Election reform?
Scott Nago will keep his job as chief election officer, the Elections Commission announced at a Jan. 25 meeting.
“We acknowledge that mistakes were made, but the chief election officer will be retained,” said commission chair William Marston.
The commission made the decision after a special subcommittee investigated ballot shortages and outages that created long wait lines at the polls in the Nov. 6 election (causing some would-be voters to give up altogether).
The commissioners heard the subcommittee’s report and deliberated in an executive session lasting an hour and a half. Marston said later by phone that despite the length of the session, there was no dissent among the members regarding the decision to impose no disciplinary action.
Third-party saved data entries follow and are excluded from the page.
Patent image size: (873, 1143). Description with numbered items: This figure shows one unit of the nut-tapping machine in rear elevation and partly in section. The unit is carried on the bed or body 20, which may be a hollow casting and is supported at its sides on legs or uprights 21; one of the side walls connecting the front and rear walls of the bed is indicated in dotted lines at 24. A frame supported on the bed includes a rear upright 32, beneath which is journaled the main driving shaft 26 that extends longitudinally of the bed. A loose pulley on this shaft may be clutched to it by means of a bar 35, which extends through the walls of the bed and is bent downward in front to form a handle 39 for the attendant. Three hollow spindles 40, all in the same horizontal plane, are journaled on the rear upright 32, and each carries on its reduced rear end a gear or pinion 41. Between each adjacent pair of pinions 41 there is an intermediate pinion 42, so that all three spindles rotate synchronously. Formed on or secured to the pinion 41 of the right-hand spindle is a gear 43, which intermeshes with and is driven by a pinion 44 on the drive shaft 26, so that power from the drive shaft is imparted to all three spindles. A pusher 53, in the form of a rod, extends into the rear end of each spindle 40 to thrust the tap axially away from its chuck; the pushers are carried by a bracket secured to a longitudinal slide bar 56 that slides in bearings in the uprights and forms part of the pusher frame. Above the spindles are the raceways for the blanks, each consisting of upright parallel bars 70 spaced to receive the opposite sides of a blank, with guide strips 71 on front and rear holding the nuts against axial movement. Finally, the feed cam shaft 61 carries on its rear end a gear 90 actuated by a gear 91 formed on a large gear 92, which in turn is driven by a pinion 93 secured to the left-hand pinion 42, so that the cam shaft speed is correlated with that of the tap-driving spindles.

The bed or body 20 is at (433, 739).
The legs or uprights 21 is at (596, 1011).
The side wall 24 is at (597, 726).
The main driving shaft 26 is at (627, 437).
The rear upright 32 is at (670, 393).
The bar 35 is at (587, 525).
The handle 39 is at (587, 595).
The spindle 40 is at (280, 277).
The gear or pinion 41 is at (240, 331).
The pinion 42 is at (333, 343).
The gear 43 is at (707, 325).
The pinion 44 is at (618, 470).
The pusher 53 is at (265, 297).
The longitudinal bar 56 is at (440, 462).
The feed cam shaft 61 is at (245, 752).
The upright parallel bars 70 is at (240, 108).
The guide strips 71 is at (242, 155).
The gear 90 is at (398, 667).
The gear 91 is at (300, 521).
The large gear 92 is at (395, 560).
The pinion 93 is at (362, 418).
The subcommittee, which interviewed five to six department heads in the Office of Elections, reported that they “found there was no wrongdoing or anything unlawful,” and that “there was not one single cause for the shortage of the ballots, but rather several operational problems that we are trying to solve in the elections office.”
The commission is not alone in attempting to prevent future problems. There are 19 bills going through the Legislature dealing with election registration and oversight, and 16 regarding Internet or by-mail voting.
All-mail-in elections have been offered, and endorsed by the governor, as one possible solution to prevent ballot shortages. Nago’s office submitted bills he called “model legislation” to the Legislature (HB 199 and SB 412) that would permit the Office of Elections to conduct future elections completely by mail, though Office of Elections Spokesperson Rex Quidilla said this doesn’t necessarily mean the office is recommending that route.
“What we attempted to do was draft legislation that forms a starting point,” said Quidilla. “It’s not simply the expanded version of absentee voting,” and would require significant restructuring, he said.